Computers perform complex tasks by executing many simple instructions. Humans specify these instruction by writing programs in a programming language. Programming languages combine individual machine instructions into more powerful compound instructions. They also allow new compound instructions to be created, named, and used as a unit. Computations expressed in these units communicate the program in a more abstract way, ignoring the detail of machine instructions and highlighteing the essential concepts of the computer solution.
I suggest to distinguish computer languages by three criteria:
Expressiveness, ease-of-use, and efficiency.
Expressiveness.
Computer languages do not differentiate as much in what solutions can
be implemented in a computer language,
but in the ease with which a programmer can express and implement
these solutions.
Floyd suggests that
a programmer selects the computer language that expresses
the needed programming paradigms ![[*]](http://sepwww.stanford.edu/latex2html/foot_motif.gif)
Ease-of-use. I like simple languages, because it is hard enough to program well. Some languages are extremely expressive, but very hard to learn and to use. Computer scientists often mention Algol68, Pl/I, and ADA as languages that are overly complex (Wirth, Hoare). Especially, programmers in application fields have to avoid the Turing tar pit: a language that can express almost anything but cannot express anything conveniently.
Efficiency. Finally, computer languages execute with variable efficiency. I believe, that fundamentally, the languages do not differ in execution speed, but the abstraction a programer chooses come at a cost in performance. For example, Fortran90 can contain traditional Fortran77 code that will execute with the usual speed. However, Fortran90's more object-oriented features cost execution speed. The same is true for for C++ and C. Additionally, compilers for new languages will require some time to evolve to the efficiency of its mature competitors. So does application code written in such a new language. For example, A recent comparison of Fortran90 and C++ implementations of computational kernels at Lawrence Livermore Laboratory showed little difference in performance cite(http://jove.colorado.edu/ cary/CompCPP_F90SciOOP.html). Mature compiler and application optimization resulted in comparable performance. In summary, choosing a programming language requires a trade-off between expressiveness, ease-of-use, and efficiency. In general, a high-level, abstract language is more expressive but less efficient. Ease-of-use seems to be an art and requires most of all consistency.

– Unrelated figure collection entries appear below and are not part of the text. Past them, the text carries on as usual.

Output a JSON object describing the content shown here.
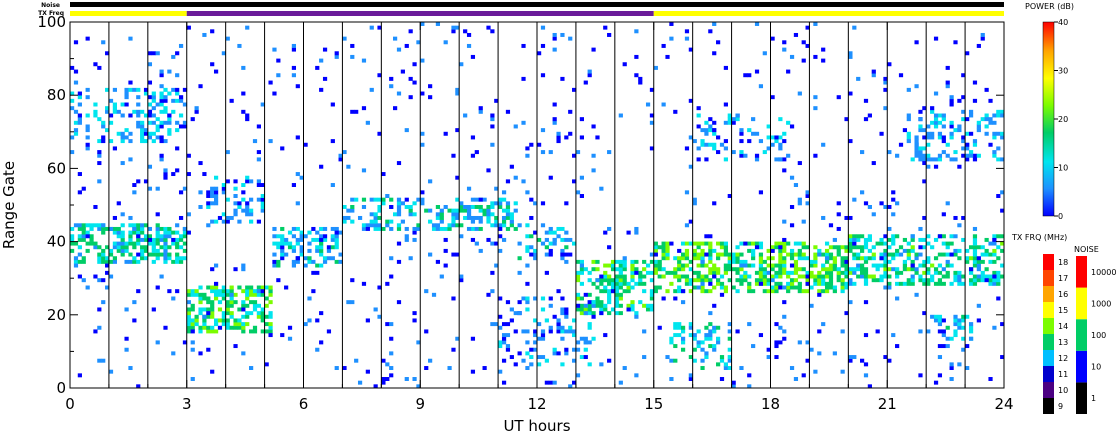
{
  "chart_data": {
    "type": "heatmap",
    "xlabel": "UT hours",
    "ylabel": "Range Gate",
    "xlim": [
      0,
      24
    ],
    "ylim": [
      0,
      100
    ],
    "x_ticks": [
      0,
      3,
      6,
      9,
      12,
      15,
      18,
      21,
      24
    ],
    "x_tick_labels": [
      "0",
      "3",
      "6",
      "9",
      "12",
      "15",
      "18",
      "21",
      "24"
    ],
    "y_ticks": [
      0,
      20,
      40,
      60,
      80,
      100
    ],
    "y_tick_labels": [
      "0",
      "20",
      "40",
      "60",
      "80",
      "100"
    ],
    "grid": false,
    "vertical_scan_lines": true,
    "noise_bar_label": "Noise",
    "txfreq_bar_label": "TX Freq",
    "txfreq_segments": [
      {
        "start": 0,
        "end": 3,
        "color": "#ffff00"
      },
      {
        "start": 3,
        "end": 15,
        "color": "#6a1b9a"
      },
      {
        "start": 15,
        "end": 24,
        "color": "#ffff00"
      }
    ],
    "power_colorbar": {
      "title": "POWER (dB)",
      "ticks": [
        "0",
        "10",
        "20",
        "30",
        "40"
      ],
      "range": [
        0,
        40
      ],
      "colors": [
        "#0000ff",
        "#1e90ff",
        "#00e5ee",
        "#00cd66",
        "#7cfc00",
        "#ffff00",
        "#ffa500",
        "#ff0000"
      ]
    },
    "txfreq_colorbar": {
      "title": "TX FRQ (MHz)",
      "ticks": [
        "9",
        "10",
        "11",
        "12",
        "13",
        "14",
        "15",
        "16",
        "17",
        "18"
      ],
      "colors": [
        "#000000",
        "#4b0082",
        "#0000cd",
        "#00bfff",
        "#00cd66",
        "#7cfc00",
        "#ffff00",
        "#ffa500",
        "#ff4500",
        "#ff0000"
      ]
    },
    "noise_colorbar": {
      "title": "NOISE",
      "ticks": [
        "1",
        "10",
        "100",
        "1000",
        "10000"
      ],
      "colors": [
        "#000000",
        "#0000ff",
        "#00cd66",
        "#ffff00",
        "#ff0000"
      ]
    },
    "scatter_bands": [
      {
        "x": [
          0.0,
          3.0
        ],
        "y": [
          34,
          45
        ],
        "power": 14,
        "density": 0.45
      },
      {
        "x": [
          0.0,
          3.0
        ],
        "y": [
          67,
          82
        ],
        "power": 9,
        "density": 0.3
      },
      {
        "x": [
          3.0,
          5.2
        ],
        "y": [
          15,
          28
        ],
        "power": 17,
        "density": 0.55
      },
      {
        "x": [
          3.5,
          5.0
        ],
        "y": [
          45,
          58
        ],
        "power": 8,
        "density": 0.3
      },
      {
        "x": [
          5.2,
          7.0
        ],
        "y": [
          33,
          44
        ],
        "power": 10,
        "density": 0.35
      },
      {
        "x": [
          7.0,
          11.5
        ],
        "y": [
          43,
          52
        ],
        "power": 11,
        "density": 0.35
      },
      {
        "x": [
          11.5,
          13.0
        ],
        "y": [
          35,
          45
        ],
        "power": 10,
        "density": 0.3
      },
      {
        "x": [
          13.0,
          15.0
        ],
        "y": [
          20,
          35
        ],
        "power": 16,
        "density": 0.45
      },
      {
        "x": [
          11.0,
          13.5
        ],
        "y": [
          5,
          25
        ],
        "power": 7,
        "density": 0.2
      },
      {
        "x": [
          15.0,
          20.0
        ],
        "y": [
          26,
          40
        ],
        "power": 19,
        "density": 0.55
      },
      {
        "x": [
          20.0,
          24.0
        ],
        "y": [
          28,
          42
        ],
        "power": 15,
        "density": 0.45
      },
      {
        "x": [
          15.3,
          17.0
        ],
        "y": [
          5,
          18
        ],
        "power": 12,
        "density": 0.3
      },
      {
        "x": [
          16.0,
          18.5
        ],
        "y": [
          62,
          75
        ],
        "power": 8,
        "density": 0.2
      },
      {
        "x": [
          21.5,
          24.0
        ],
        "y": [
          62,
          76
        ],
        "power": 9,
        "density": 0.25
      },
      {
        "x": [
          22.0,
          23.2
        ],
        "y": [
          13,
          20
        ],
        "power": 10,
        "density": 0.35
      },
      {
        "x": [
          0.0,
          24.0
        ],
        "y": [
          0,
          100
        ],
        "power": 4,
        "density": 0.03
      }
    ]
  }
}
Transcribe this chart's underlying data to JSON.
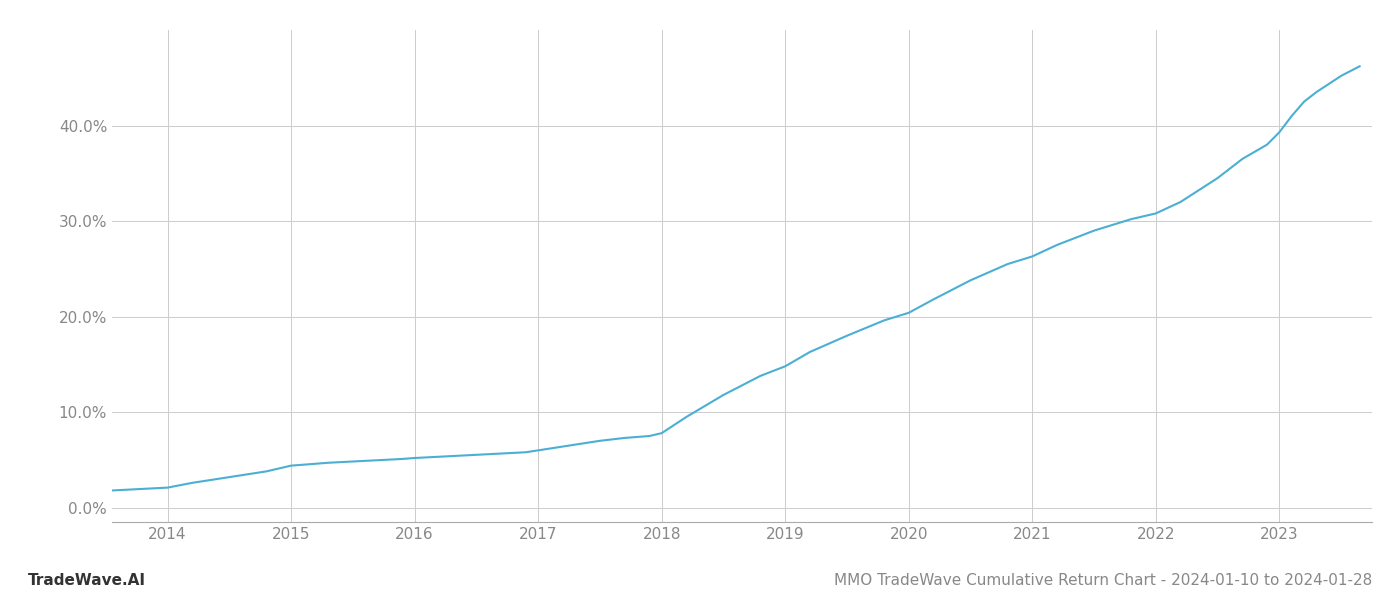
{
  "title": "MMO TradeWave Cumulative Return Chart - 2024-01-10 to 2024-01-28",
  "watermark": "TradeWave.AI",
  "line_color": "#4bafd4",
  "background_color": "#ffffff",
  "grid_color": "#cccccc",
  "x_years": [
    2014,
    2015,
    2016,
    2017,
    2018,
    2019,
    2020,
    2021,
    2022,
    2023
  ],
  "y_ticks": [
    0.0,
    0.1,
    0.2,
    0.3,
    0.4
  ],
  "ylim": [
    -0.015,
    0.5
  ],
  "xlim": [
    2013.55,
    2023.75
  ],
  "data_x": [
    2013.55,
    2014.0,
    2014.2,
    2014.5,
    2014.8,
    2015.0,
    2015.3,
    2015.6,
    2015.9,
    2016.0,
    2016.3,
    2016.6,
    2016.9,
    2017.0,
    2017.1,
    2017.2,
    2017.3,
    2017.5,
    2017.7,
    2017.9,
    2018.0,
    2018.2,
    2018.5,
    2018.8,
    2019.0,
    2019.2,
    2019.5,
    2019.8,
    2020.0,
    2020.2,
    2020.5,
    2020.8,
    2021.0,
    2021.2,
    2021.5,
    2021.8,
    2022.0,
    2022.2,
    2022.5,
    2022.7,
    2022.9,
    2023.0,
    2023.1,
    2023.2,
    2023.3,
    2023.5,
    2023.65
  ],
  "data_y": [
    0.018,
    0.021,
    0.026,
    0.032,
    0.038,
    0.044,
    0.047,
    0.049,
    0.051,
    0.052,
    0.054,
    0.056,
    0.058,
    0.06,
    0.062,
    0.064,
    0.066,
    0.07,
    0.073,
    0.075,
    0.078,
    0.095,
    0.118,
    0.138,
    0.148,
    0.163,
    0.18,
    0.196,
    0.204,
    0.218,
    0.238,
    0.255,
    0.263,
    0.275,
    0.29,
    0.302,
    0.308,
    0.32,
    0.345,
    0.365,
    0.38,
    0.393,
    0.41,
    0.425,
    0.435,
    0.452,
    0.462
  ],
  "tick_label_color": "#888888",
  "title_color": "#888888",
  "watermark_color": "#333333",
  "axis_color": "#aaaaaa",
  "line_width": 1.5,
  "title_fontsize": 11,
  "tick_fontsize": 11,
  "watermark_fontsize": 11
}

I believe none of the current programming languages will prevail forever, but I believe the principle of object-orientation will be with us for a long time. Object-oriented languages allow a programmer to combine data and functions to an abstract compound unit, a class. For example, a particular program may require that a two dimensional array x(n0,n1) is scaled by a constant scalar a. Fortran77, C, C++, and Java allow the programmer to loop over the two dimensional array x using the array parameters n0,n1. However, the languages vary in the way, the programmer is able to package the data and operation into compound units. The Fortran77 programmer can write a subroutine arrayscale(x,n1,n2,a) that changes the array values. The C programmer may combine the two-dimensional array into a single structure xx. The C invocation may read then arrayscale(xx, a). Java (or C++) can combine the two-dimensional structure and its scaling operations into a single object xxx. The invocation of the array scaling method xxx.scale(a) scales the object's internal array values. Another method may compute the norm of the array elements or write the elements to a file. Such an object-oriented compounding of variables and functions leads to programming concepts that do not exist in traditional, procedual languages.